Em certo sentido, The Boys vem dessa tradição de que Alan Moore foi pelo menos um dos pioneiros. The Seven, o grupo de superheróis retratado, é uma marca construída e gerida para obter lucro por um poderoso grupo económico. O seu líder é uma figura narcisista e extremamente perigosa. Há criticas muito evidentes à forma como o patriotismo e a violência se associam. A certa altura uma das personagens é revelada como ex-membro do partido nazi, que tenta usar os seus superpoderes para estabelecer um quarto reich. Se a crítica a Batman fala de uma espécie de criptofascismo, com estes heróis a psicopatia e o fascismo são bem mais do que metáforas, são a sua própria estrutura emocional e ideológica. Quem escreve os episódios tem uma visão muito lúcida sobre as atuais tensões americanas entre a alt-right e a política identitária de esquerda. Há momentos deliciosos. Vemos, nuns casos, a construção de discursos para agradar à direita e noutros casos da linguagem identitária elaborada para agradar a eleitores liberais.

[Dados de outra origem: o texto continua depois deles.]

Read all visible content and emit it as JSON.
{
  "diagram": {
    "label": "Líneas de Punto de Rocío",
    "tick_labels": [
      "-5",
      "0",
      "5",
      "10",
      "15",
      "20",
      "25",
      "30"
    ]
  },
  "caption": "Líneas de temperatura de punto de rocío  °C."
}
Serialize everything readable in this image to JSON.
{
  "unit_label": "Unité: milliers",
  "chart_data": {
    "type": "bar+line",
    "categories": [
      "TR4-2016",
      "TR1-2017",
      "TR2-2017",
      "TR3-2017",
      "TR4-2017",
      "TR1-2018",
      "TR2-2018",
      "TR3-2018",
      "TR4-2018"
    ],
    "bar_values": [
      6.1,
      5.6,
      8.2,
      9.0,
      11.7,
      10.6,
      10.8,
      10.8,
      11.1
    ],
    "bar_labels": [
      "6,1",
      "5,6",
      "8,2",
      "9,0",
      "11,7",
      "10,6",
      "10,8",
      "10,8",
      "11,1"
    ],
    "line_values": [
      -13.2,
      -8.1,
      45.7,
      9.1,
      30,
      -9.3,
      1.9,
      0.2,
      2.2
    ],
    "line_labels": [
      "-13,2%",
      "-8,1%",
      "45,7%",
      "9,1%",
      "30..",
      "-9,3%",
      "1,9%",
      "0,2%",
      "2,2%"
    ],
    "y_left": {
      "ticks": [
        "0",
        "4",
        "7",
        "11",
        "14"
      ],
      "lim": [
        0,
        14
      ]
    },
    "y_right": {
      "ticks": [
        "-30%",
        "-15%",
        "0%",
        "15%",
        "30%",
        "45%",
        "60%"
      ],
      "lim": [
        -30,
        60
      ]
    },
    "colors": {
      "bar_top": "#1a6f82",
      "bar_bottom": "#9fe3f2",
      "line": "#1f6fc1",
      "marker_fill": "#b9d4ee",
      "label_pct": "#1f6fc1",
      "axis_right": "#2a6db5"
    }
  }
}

Há algumas limitações neste modelo, e às vezes fica-se com uma ideia de que os escritores da série levam a sério o conceito de “classismo”, que a política identitária dos liberais americanos gerou. Esta ideia de que o verdadeiro problema de termos pessoas com muito poder e pessoas com poder nenhum é um problema emocional. Tudo se resume a isto: há pessoas que pensam que são superiores aos outros, porque têm mais dinheiro, mais influência, mais poder. É um conceito análogo à sua concepção de racismo: acreditam os liberais que o racismo é o sentimento de superioridade de algumas pessoas sobre outras com etnias diferentes. Dizem as irmãs Fields que o racismo não é o sentimento que umas pessoas têm sobre outras, não pode ser resumido assim. O racismo, afirmam as autoras, é um conjunto de acções concretas e a ideologia que as defende. Da mesma forma, não é tão importante assim se um bilionário se sente ou não superior aos pobres. O que interessa é o que ele consegue concretamente fazer com o poder que tem e a forma como a ideologia o protege a ele e impede os pobres de prosperarem.
Às vezes fico com a sensação de que se conseguia resumir esta série como um conjunto de seres com capacidades excepcionais que não têm capacidade emocional de as gerir. Como têm acesso a muito poder, são corrompidos pelo poder. De facto as personagens boas, que são a excepção, visto que o superheroi é quase por definição um vilão, são diferentes sobretudo de forma emocional. Na série, as personagens éticas não têm ambições ideológicas sólidas que permitissem mudar o sistema. O que propõem é, à maneira liberal americana, deixar o sistema intacto, mas colocar pessoas boas a liderar. A única tentativa de que me lembro de uma história de superheróis com mais alcance político é “The Movement”, de Gail Simone. O primeiro volume tem o sugestivo nome “Class Warfare” e os superheróis aqui têm inspiração do movimento Occupy Wallstreet. Ainda assim, na altura em que comecei a ler, não me pareceu muito interessante a história, nem sequer assim tão diferente das histórias tradicionais de superheróis. Não consegui acabar. Em conclusão, não espero muito, até há bem pouco tempo não esperava nada, deste género. Por isso The Boys me surpreende e agrada, foi fácil suplantar a má ideia que eu tenho das narrativas de superheróis.